Ideally, we would like to address all these three points in a smarter scheduling policy. All these may require the following variables:
- The 'weight' of a user on a given queue (set by the administrator)
- The 'reputation' of the user (set by the administrator)
- The 'relative priority' of a job (set by the user)
- The 'queing duration' of a job (determined via the scheduler)
In addition to these variables, we may define additional parameters (set by the administrator), which will fine tune the behavior of this policy. For instance, we may define the 'relative weight' of a queue wrt. others, to address Point 3.
The main difficulty is to find a 'good' way to schedule the jobs, while keeping a good trade-off between the three (often contradictory) requirements.
Following are aspects that arise, when attempting to address all these three requirements:
- Fair sharing of computing power
- The computing-load caused by a given user can be computed per queue or globally. Which one should be consider? Both? Considering the load on a queue basis, this will penalize users, who just want to use a specific queue. In fact, users may be tempted to 'artificially' use several queues just to get few more computing slots. Considering it globally leads to the problem of how to measure it, since queues may be attached to different 'amount' of computing power (how to consider the number of slots, cores, maximum execution time, etc. when averaging to get the 'global' load caused by a user).
- There are different ways to compute the 'load': instantly or over a fixed period of time. SGE relies on the latter case. What would be the best option for our problem?
- Prioritization of jobs
- Queuing time may be infinite. How should be the scale used to decide, whether a job queued long time ago should run or not. Linear? Square root? logarithmic? etc.
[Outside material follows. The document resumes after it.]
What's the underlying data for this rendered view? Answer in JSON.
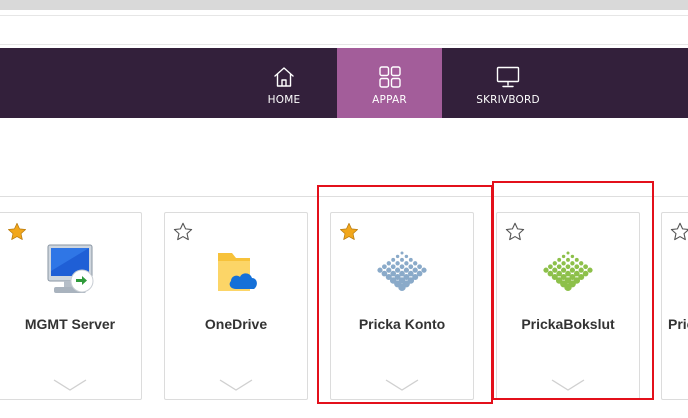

- User-specific prioritization and queueing time prioritization may be in complete contradiction. How to address this problem and find a good trade-off between these two?
- Non-starvation of jobs when resources (computing nodes) are shared between different queues
- A job queued for a long time will have a high priority, since there is a policy-based on the queueing time. However, how could we guarantee, that it is going to run and not starve, because resources keep being used by jobs on other queues? For this purpose, we need to implement a resource reservation mechanism.
Overall, the difficulty is to combine all these requirements together. Could we generate a single priority value for a job, based on all these aspects, using some weighting mechanism?
Besides, each time a job is assigned, many of these values are theoretically updated. Should we recompute them all the time? Several times per scheduling loop? Only once (which may be a real problem regarding the 'fair sharing of computing power' aspect)
More comments from Laurent
I've just implemented few methods for the scheduler to compute instantaneous load information to address 1. In a first iteration, we won't rely on history/cumulative loads.
Wrt. fair shairing of computing power, we still need to address the problem of global load caused by a given user. This may be done directly in the smart scheduling policy.